On discutait donc le pour et le contre des graves événements qui
s'accomplissaient alors au delà de l'Oural, et ces marchands
semblaient craindre que le gouvernement russe ne fût amené à
prendre quelques mesures restrictives, surtout dans les provinces
confinant à la frontière,—mesures dont le commerce souffrirait
certainement.
Il faut le dire, ces égoïstes ne considéraient la guerre,
c'est-à-dire la répression de la révolte et la lutte contre
l'invasion, qu'au seul point de vue de leurs intérêts menacés. La
présence d'un simple soldat, revêtu de son uniforme,—et l'on sait
combien l'importance de l'uniforme est grande en Russie,—eût
certainement suffi à contenir les langues de ces marchands. Mais,
dans le compartiment occupé par Michel Strogoff, rien ne pouvait
faire soupçonner la présence d'un militaire, et le courrier du
czar, voué à l'incognito, n'était pas homme à se trahir.
Il écoutait donc.
«On affirme que les thés de caravane sont en hausse, disait un
Persan, reconnaissable à son bonnet fourni d'astrakan et à sa robe
brune à larges plis, usée par le frottement.
—Oh! les thés n'ont rien à craindre de la baisse, répondit un
vieux Juif à mine refrognée. Ceux qui sont sur le marché de
Nijni-Novgorod s'expédieront facilement par l'ouest, mais il n'en
sera malheureusement pas de même des tapis de Boukhara!
—Comment! Vous attendez donc un envoi de Boukhara? lui demanda
le Persan.
—Non, mais un envoi de Samarcande, et il n'en est que plus
exposé! Comptez donc sur les expéditions d'un pays qui est soulevé
par les khans depuis Khiva jusqu'à la frontière chinoise!
—Bon! répondit le Persan, si les tapis n'arrivent pas, les
traites n'arriveront pas davantage, je suppose!
—Et le bénéfice, Dieu d'Israël! s'écria le petit Juif, le
comptez-vous pour rien?
—Vous avez raison, dit un autre voyageur, les articles de l'Asie
centrale risquent fort de manquer sur le marché, et il en sera des
tapis de Samarcande comme des laines, des suifs et des châles
d'Orient.
—Eh! prenez garde, mon petit père! répondit un voyageur russe à
l'air goguenard. Vous allez horriblement graisser vos châles, si
vous les mêlez avec vos suifs!
—Cela vous fait rire! répliqua aigrement le marchand, qui
goûtait peu ce genre de plaisanteries.
—Eh! quand on s'arracherait les cheveux, quand on se couvrirait
de cendres, répondit le voyageur, cela changerait-il le cours des
choses?

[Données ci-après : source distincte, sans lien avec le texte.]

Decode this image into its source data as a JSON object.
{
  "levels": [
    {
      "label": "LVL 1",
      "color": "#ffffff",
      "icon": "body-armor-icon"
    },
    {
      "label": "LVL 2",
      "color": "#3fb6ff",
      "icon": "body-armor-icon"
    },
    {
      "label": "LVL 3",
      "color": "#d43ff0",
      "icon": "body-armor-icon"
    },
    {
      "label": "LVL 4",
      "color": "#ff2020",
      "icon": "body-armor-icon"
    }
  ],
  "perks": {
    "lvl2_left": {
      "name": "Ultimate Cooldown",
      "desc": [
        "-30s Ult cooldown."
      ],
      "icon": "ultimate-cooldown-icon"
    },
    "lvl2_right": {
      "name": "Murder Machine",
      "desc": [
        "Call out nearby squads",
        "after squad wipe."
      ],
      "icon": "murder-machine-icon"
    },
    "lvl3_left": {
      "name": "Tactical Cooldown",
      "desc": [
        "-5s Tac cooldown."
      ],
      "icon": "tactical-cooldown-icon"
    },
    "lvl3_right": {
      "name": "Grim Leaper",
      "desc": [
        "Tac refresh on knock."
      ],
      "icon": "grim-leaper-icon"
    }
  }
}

Non! pas plus que le cours des marchandises!
—On voit bien que vous n'êtes pas marchand! fit observer le
petit Juif.
—Ma foi, non, digne descendant d'Abraham! Je ne vends ni
houblon, ni édredon, ni miel, ni cire, ni chènevis, ni viandes
salées, ni caviar, ni bois, ni laine, ni rubans, ni chanvre, ni
lin, ni maroquin, ni pelleteries!… .
—Mais en achetez-vous? demanda le Persan, qui interrompit la
nomenclature du voyageur.
—Le moins que je peux, et seulement pour ma consommation
particulière, répondit celui-ci en clignant de l'oeil.
—C'est un plaisant! dit le Juif au Persan.
—Ou un espion! répondit celui-ci en baissant la voix.
Défions-nous, et ne parlons pas plus qu'il ne faut! La police n'est
pas tendre par le temps qui court, et on ne sait trop avec qui l'on
voyage!
Dans un autre coin du compartiment, on parlait un peu moins des
produits mercantiles, mais un peu plus de l'invasion tartare et de
ses fâcheuses conséquences.
Les chevaux de Sibérie vont être réquisitionnés, disait un
voyageur, et les communications deviendront bien difficiles entre
les diverses provinces de l'Asie centrale!
—Est-il certain, lui demanda son voisin, que les Kirghis de la
horde moyenne aient fait cause commune avec les Tartares?
—On le dit, répondit le voyageur en baissant la voix, mais qui
peut se flatter de savoir quelque chose dans ce pays!
—J'ai entendu parler de concentration de troupes à la frontière.
Les Cosaques du Don sont déjà rassemblés sur le cours du Volga, et
on va les opposer aux Kirghis révoltés.
—Si les Kirghis ont descendu le cours de l'Irtyche, la route
d'Irkoutsk ne doit pas être sûre! répondit le voisin. D'ailleurs,
hier, j'ai voulu envoyer un télégramme à Krasnoiarsk, et il n'a pas
pu passer. Il est à craindre qu'avant peu les colonnes tartares
n'aient isolé la Sibérie orientale!
—En somme, petit père, reprit le premier interlocuteur, ces
marchands ont raison d'être inquiets pour leur commerce et leurs
transactions.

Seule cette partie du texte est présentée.